A reality check tells us that no matter how fast Congress might move, "drill now" won't mean new sources of oil for some time to come. But the mere potential for this longer term solution, or at least major part of the solution, has had an effect on those who saw that future as hopeless. Gingrich knows if you don't strike during a crisis and harness public opinion, then you lose an opportunity that may well set any hopes of expanded domestic exploration for energy sources back many more years.
I'm no stranger to hearing Gingrich's "big ideas." Some over the many years that I've known him have seemed esoteric, a few even plain goofy. And don't worry, I never hesitated to tell him so, and he never hesitated to ignore my comments.
But I've been a witness to plenty of "big ideas" from Newt Gingrich that not only were significant, but long lasting. Consider the Gingrich-led effort for true welfare reform in America. Even Barack Obama in last week's "faith forum" stated that he had changed his mind over the past 10 years from opposing welfare reform to supporting it.
Let me assure you, welfare reform was born in the cramped offices of a relatively new Congressman Gingrich in the early 1980s, reworked and re-examined by a fast rising and more influential Gingrich of the early 1990s, and was given birth to by Gingrich and his colleagues once he became speaker.

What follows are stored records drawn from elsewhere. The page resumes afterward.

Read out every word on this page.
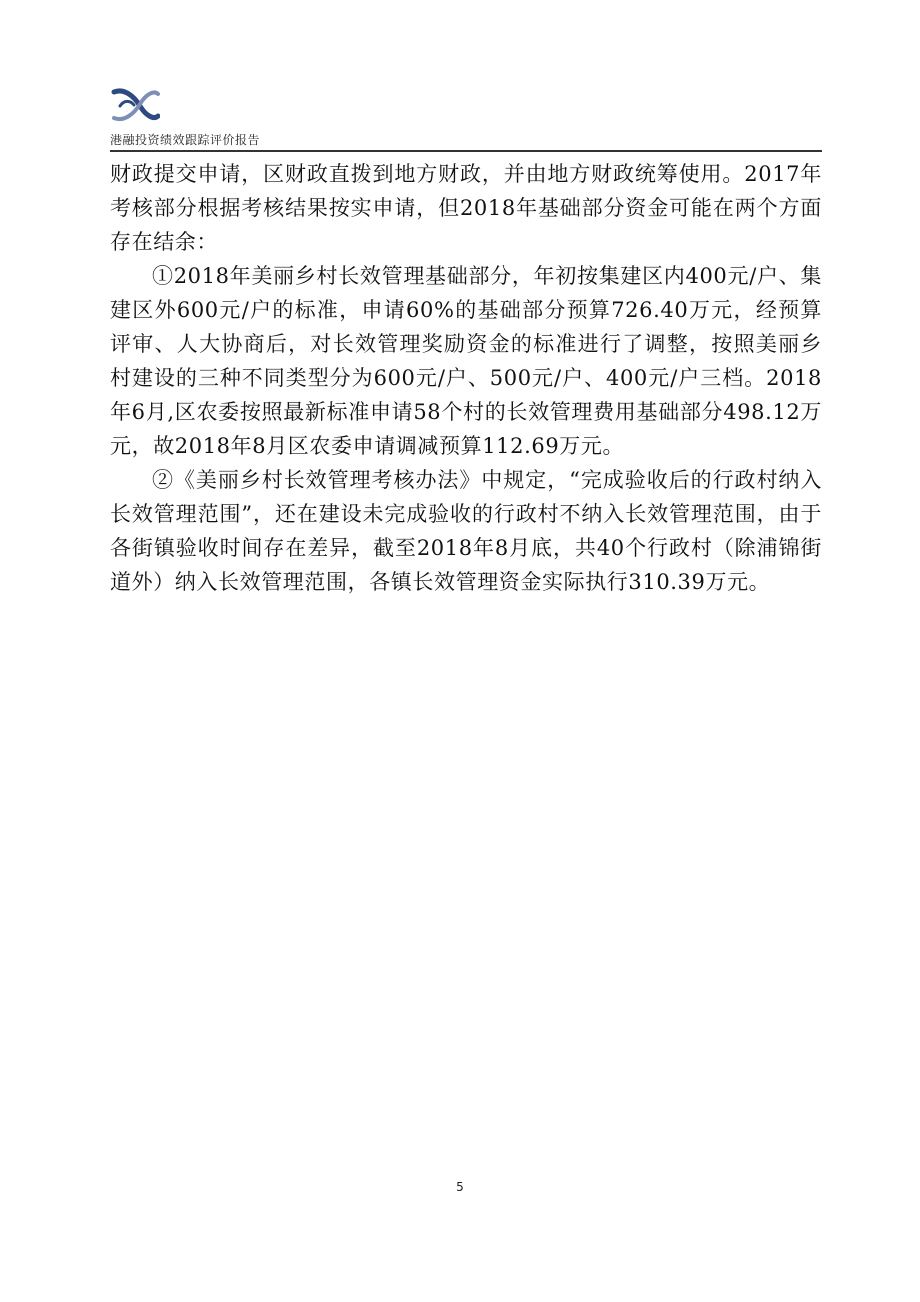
港融投资绩效跟踪评价报告

财政提交申请，区财政直拨到地方财政，并由地方财政统筹使用。2017年考核部分根据考核结果按实申请，但2018年基础部分资金可能在两个方面存在结余：

①2018年美丽乡村长效管理基础部分，年初按集建区内400元/户、集建区外600元/户的标准，申请60%的基础部分预算726.40万元，经预算评审、人大协商后，对长效管理奖励资金的标准进行了调整，按照美丽乡村建设的三种不同类型分为600元/户、500元/户、400元/户三档。2018年6月,区农委按照最新标准申请58个村的长效管理费用基础部分498.12万元，故2018年8月区农委申请调减预算112.69万元。

②《美丽乡村长效管理考核办法》中规定，“完成验收后的行政村纳入长效管理范围”，还在建设未完成验收的行政村不纳入长效管理范围，由于各街镇验收时间存在差异，截至2018年8月底，共40个行政村（除浦锦街道外）纳入长效管理范围，各镇长效管理资金实际执行310.39万元。

5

And Gingrich's influence on the policy debate in this election is likely not through. His Center for Health Transformation has promoted numerous innovations related to healthcare. And with the issue ranking as one of the other major ones on the minds of voters, I'll be shocked if Newt doesn't add a significant push toward health care reform to his agenda. Now the question is, will the McCain team embrace Gingrich's health related agenda, or will Obama decide not to wait another 10 years to ride one of Newt's "big ideas"?